If you leave an open can of tuna around your pup, it will disappear within seconds. Dogs love tuna, and other fishes as well. And why shouldn’t they?
However, the question dog owners have, can dogs eat tuna?
That is a question that cannot be answered with a simple yes or no. Tuna is becoming a controversial protein source, not just for dogs and cats, but for humans as well.
The reason is where tuna sits in the ocean food chain. The sea is polluted with mercury. Small fish take in mercury, and then the large fishes like tuna eat those small fishes, and they are contaminated with mercury as well.
Fish provides an alternative protein source to beef, chicken, and turkey in dogs. Nowadays, tuna and other fishes are becoming more and more popular in the canine diet.
Benefits of tuna
When you look at the benefits of tuna, you might rush and give some to your pet. One of the main reasons dog owners include tuna in their dog’s diet is because of the protein content.
Tuna is rich in protein, and you enable your dog to benefit from lean protein.
In addition to packing protein, tuna is also a good source of omega-3 fatty acids. These acids help your dog have a healthy coat, prevent inflammation of the coat, and prevent itching.
Both omega-3 fatty acids and protein are vital for healthy blood pressure and cardiovascular health.
To top it, tuna is a rich source of a plethora of B vitamins, including B3, B6, and B12. In addition to B vitamins, tuna also contains some magnesium, potassium, selenium, and Vitamin D. All of these healthy nutrients make tuna fish a good ingredient in a canine diet.
In theory, you can easily answer is tuna good for dogs with yes because of its richness in vitamins and minerals.
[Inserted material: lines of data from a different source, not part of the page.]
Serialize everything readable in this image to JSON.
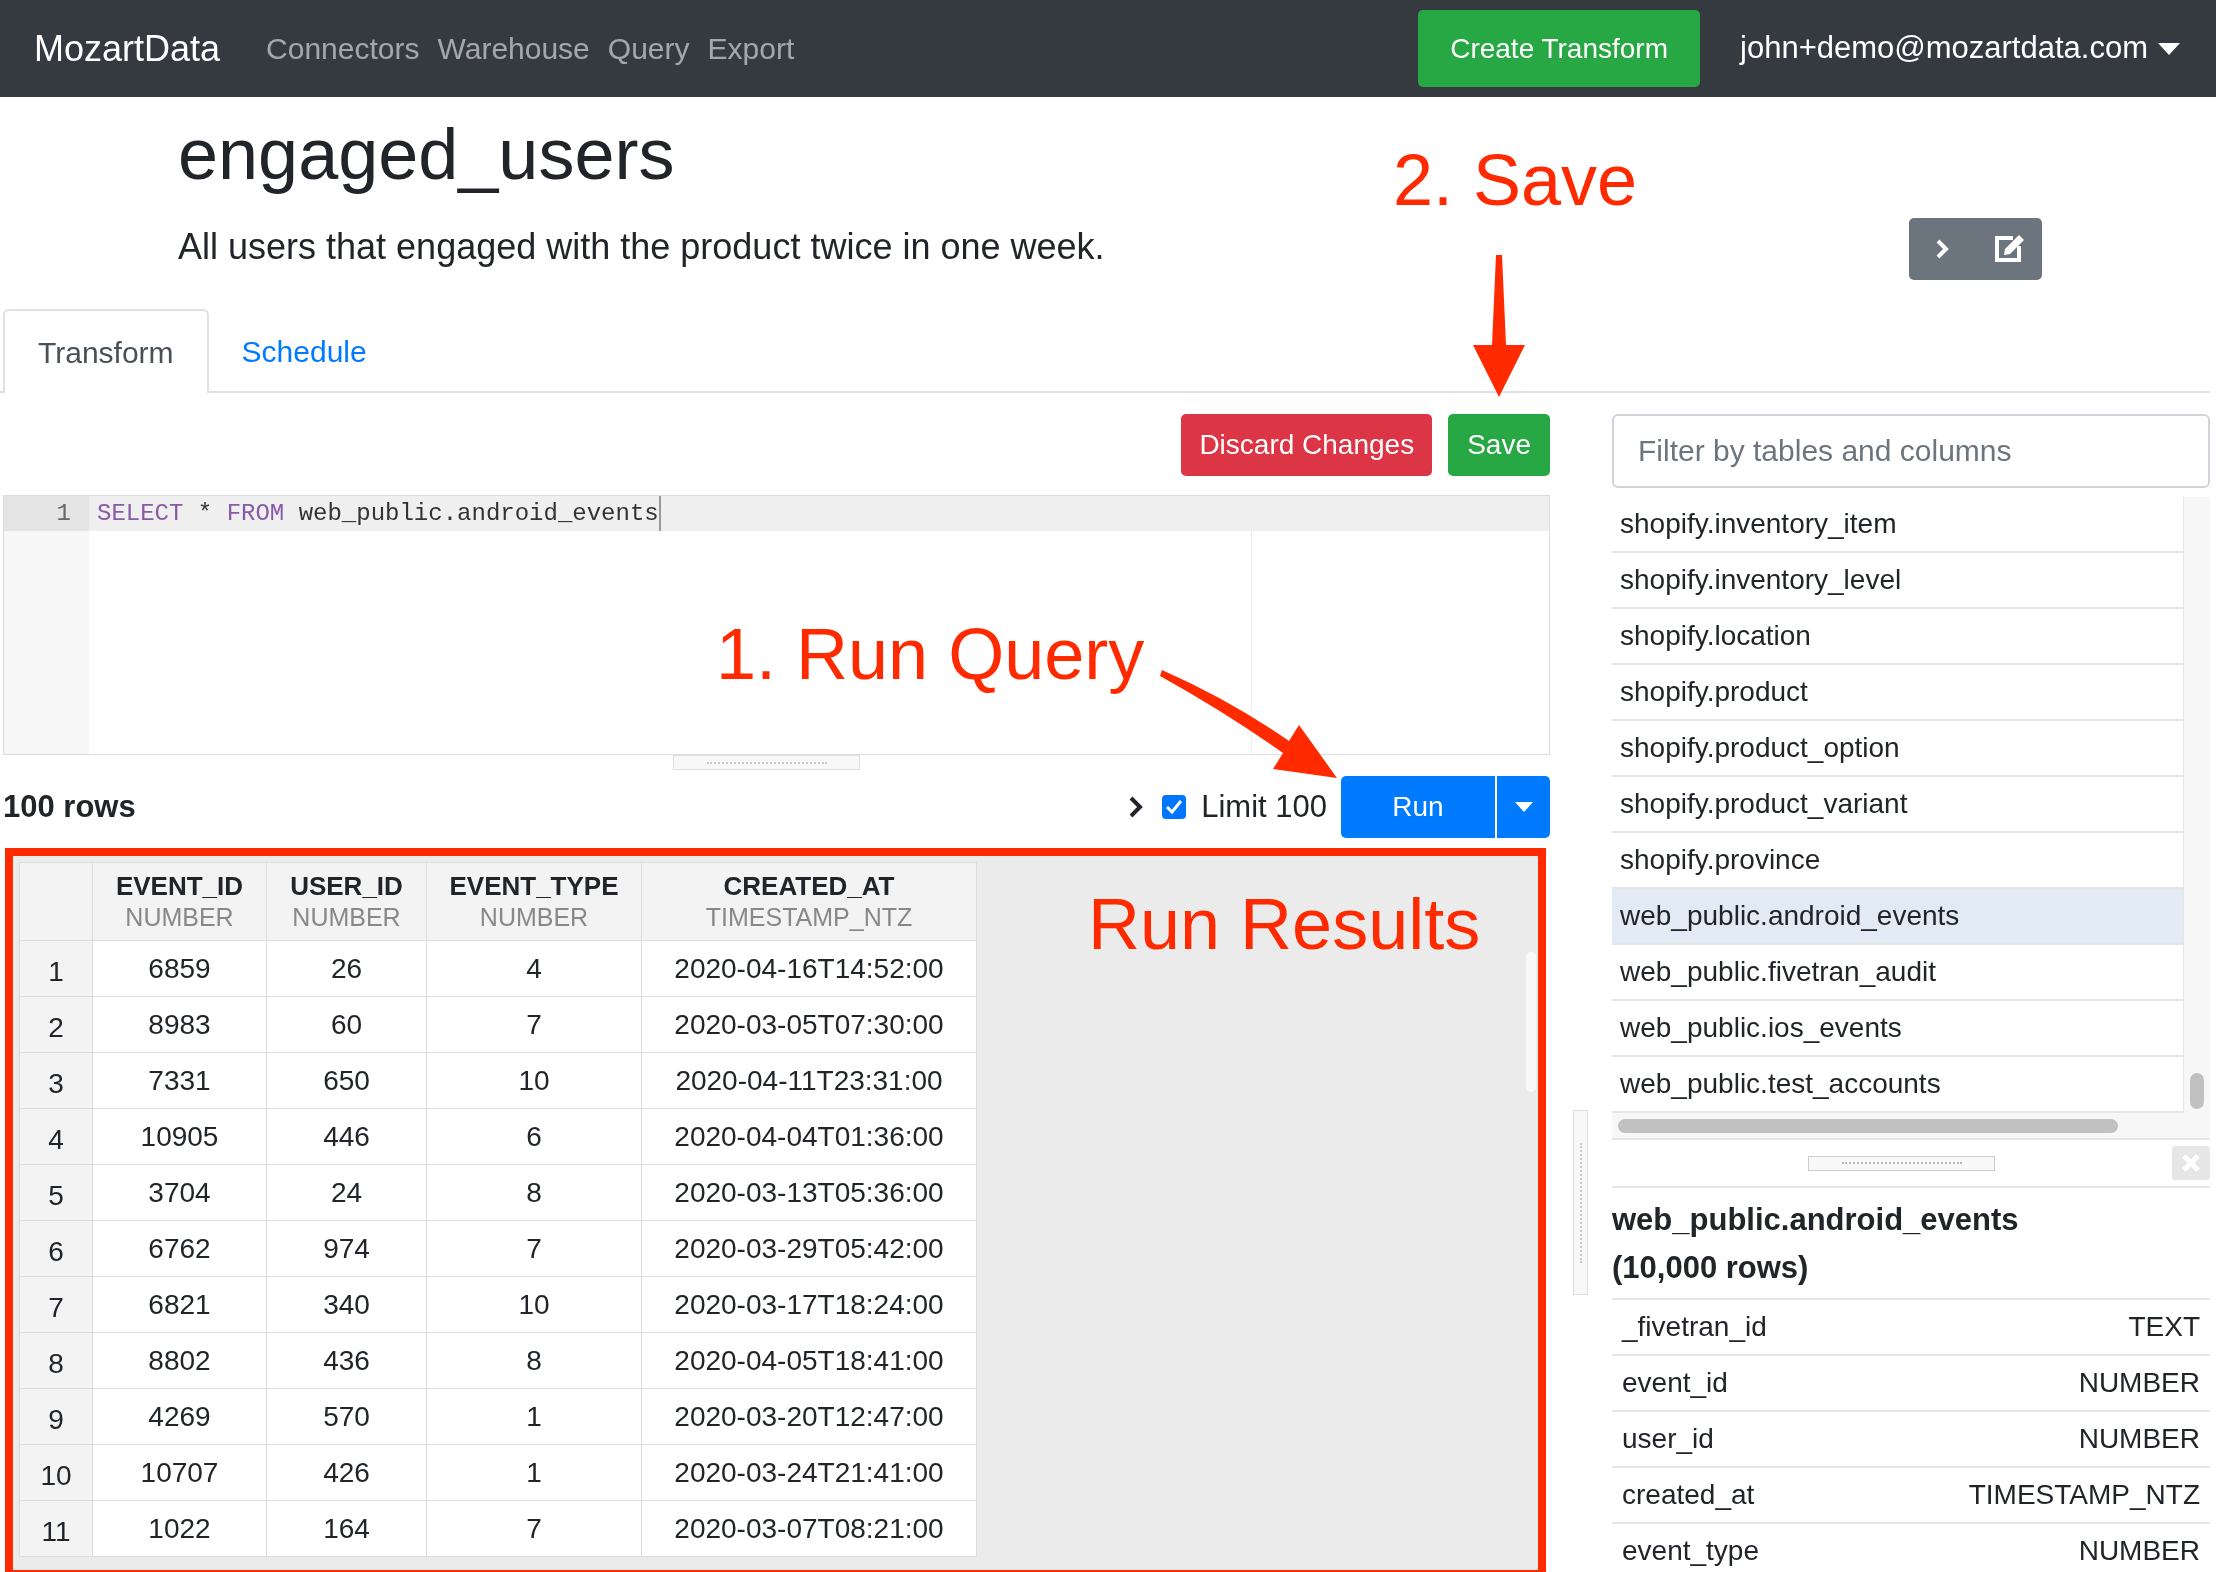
{
  "navbar": {
    "brand": "MozartData",
    "links": [
      "Connectors",
      "Warehouse",
      "Query",
      "Export"
    ],
    "create_button": "Create Transform",
    "user_menu": "john+demo@mozartdata.com"
  },
  "header": {
    "title": "engaged_users",
    "description": "All users that engaged with the product twice in one week."
  },
  "tabs": [
    {
      "label": "Transform",
      "selected": true
    },
    {
      "label": "Schedule",
      "selected": false
    }
  ],
  "actions": {
    "discard": "Discard Changes",
    "save": "Save"
  },
  "editor": {
    "lines": [
      {
        "number": "1",
        "tokens": [
          {
            "kind": "keyword",
            "text": "SELECT"
          },
          {
            "kind": "plain",
            "text": " * "
          },
          {
            "kind": "keyword",
            "text": "FROM"
          },
          {
            "kind": "plain",
            "text": " web_public.android_events"
          }
        ]
      }
    ]
  },
  "results": {
    "row_count": "100 rows",
    "limit": {
      "label": "Limit 100",
      "checked": true
    },
    "run_button": "Run"
  },
  "table": {
    "columns": [
      {
        "name": "EVENT_ID",
        "type": "NUMBER"
      },
      {
        "name": "USER_ID",
        "type": "NUMBER"
      },
      {
        "name": "EVENT_TYPE",
        "type": "NUMBER"
      },
      {
        "name": "CREATED_AT",
        "type": "TIMESTAMP_NTZ"
      }
    ],
    "rows": [
      {
        "index": "1",
        "cells": [
          "6859",
          "26",
          "4",
          "2020-04-16T14:52:00"
        ]
      },
      {
        "index": "2",
        "cells": [
          "8983",
          "60",
          "7",
          "2020-03-05T07:30:00"
        ]
      },
      {
        "index": "3",
        "cells": [
          "7331",
          "650",
          "10",
          "2020-04-11T23:31:00"
        ]
      },
      {
        "index": "4",
        "cells": [
          "10905",
          "446",
          "6",
          "2020-04-04T01:36:00"
        ]
      },
      {
        "index": "5",
        "cells": [
          "3704",
          "24",
          "8",
          "2020-03-13T05:36:00"
        ]
      },
      {
        "index": "6",
        "cells": [
          "6762",
          "974",
          "7",
          "2020-03-29T05:42:00"
        ]
      },
      {
        "index": "7",
        "cells": [
          "6821",
          "340",
          "10",
          "2020-03-17T18:24:00"
        ]
      },
      {
        "index": "8",
        "cells": [
          "8802",
          "436",
          "8",
          "2020-04-05T18:41:00"
        ]
      },
      {
        "index": "9",
        "cells": [
          "4269",
          "570",
          "1",
          "2020-03-20T12:47:00"
        ]
      },
      {
        "index": "10",
        "cells": [
          "10707",
          "426",
          "1",
          "2020-03-24T21:41:00"
        ]
      },
      {
        "index": "11",
        "cells": [
          "1022",
          "164",
          "7",
          "2020-03-07T08:21:00"
        ]
      }
    ]
  },
  "schema": {
    "filter_placeholder": "Filter by tables and columns",
    "tables": [
      {
        "name": "shopify.inventory_item",
        "selected": false
      },
      {
        "name": "shopify.inventory_level",
        "selected": false
      },
      {
        "name": "shopify.location",
        "selected": false
      },
      {
        "name": "shopify.product",
        "selected": false
      },
      {
        "name": "shopify.product_option",
        "selected": false
      },
      {
        "name": "shopify.product_variant",
        "selected": false
      },
      {
        "name": "shopify.province",
        "selected": false
      },
      {
        "name": "web_public.android_events",
        "selected": true
      },
      {
        "name": "web_public.fivetran_audit",
        "selected": false
      },
      {
        "name": "web_public.ios_events",
        "selected": false
      },
      {
        "name": "web_public.test_accounts",
        "selected": false
      }
    ],
    "details": {
      "title": "web_public.android_events",
      "row_count": "(10,000 rows)",
      "columns": [
        {
          "name": "_fivetran_id",
          "type": "TEXT"
        },
        {
          "name": "event_id",
          "type": "NUMBER"
        },
        {
          "name": "user_id",
          "type": "NUMBER"
        },
        {
          "name": "created_at",
          "type": "TIMESTAMP_NTZ"
        },
        {
          "name": "event_type",
          "type": "NUMBER"
        }
      ]
    }
  },
  "annotations": [
    "2. Save",
    "1. Run Query",
    "Run Results"
  ]
}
However, there are other aspects to the question you have to consider.
Which tuna fish is OK for dogs?
Of those five, some are good for dogs, others are not. Skipjack is a relatively small tuna and weighs 42 pounds in maturity.
On the other hand, Bluefin can weigh up to 1,000 pounds or more.
Albacore tuna weighs at 73 pounds at adulthood, while yellowfin and bigeye tuna can weigh up to 400 pounds.
When choosing tuna as an ingredient in your canine diet, go for smaller tuna species, like skipjack or albacore. They contain much less mercury than their big counterparts.
How to feed your dog with tuna?
There is a big difference between feeding your dog with tuna on a regular basis and using it as a treat. Making tuna staple of your dog’s diet is plain wrong.
If you are wondering is tuna good for dogs, then you have to consider the frequency of feeding. Tuna is safe for your dog as much as it is safe for you, as long as you follow the health guidelines.
That means limiting how much tuna you consume based on your weight. For a dog weighing 20 pounds, you should feed a whole can of tuna every 3 weeks if it is chunk light, or 10 weeks if it is white albacore.
If your dog weighs 40 pounds, which is generally a medium-size breed, you can give him one can of chunk light tuna every 9 days, and one can of albacore every 4 weeks.
For a dog weighing 90 pounds and more, which is a large breed dog, you can give one can of light tuna every 5 days, and one can of albacore tuna every 2 weeks.
Last, but not least, for puppies weighing 150 pounds and more, give your dog one can of chunk light tuna every 3 days, and one can of white albacore every 9 days.
Raw or canned tuna?
The last dilemma is what type of tuna you can give. Can you go with raw tuna, or you have to use canned tuna.
Well, this question is rather simple to answer.
You should never give raw fish to your dog, be it tuna or any other fish.
The reason is simple, raw fish can carry bacteria and parasites that are harmful to your dog. You do not want to risk fish poisoning, which can be fatal to your dog within two weeks unless treated.
Raw tuna also contains an enzyme called thiaminase, which will make any Vitamin B1 your dog takes inactive.
Canned tuna, on the other hand, or cooked tuna is a lot safer for your dog. Canned tuna is packed in either water or oil.
As mentioned previously, you can give tuna to your dog as long as it is in the proposed limitations.
Some owners also give the water in which the canned tuna is packed to their dogs. Be sure there is no added salt before giving the water to your dog.
Tuna, as well as other fishes, can provide multiple benefits for dogs. But we have to be careful when it comes to tuna. As mentioned previously, you have to be careful with the mercury content, and avoid risking mercury poisoning.
There are other fishes that provide the same benefits, including salmon, herring, and flounder, without the mercury risk. But if you like to feed your dog with tuna, be our guest. Just be careful to follow the health guidelines.
Another fish option for dogs is salmon that has largely the same benefits and nutrients as tuna. You can experiment with both options and select the one your dog likes best.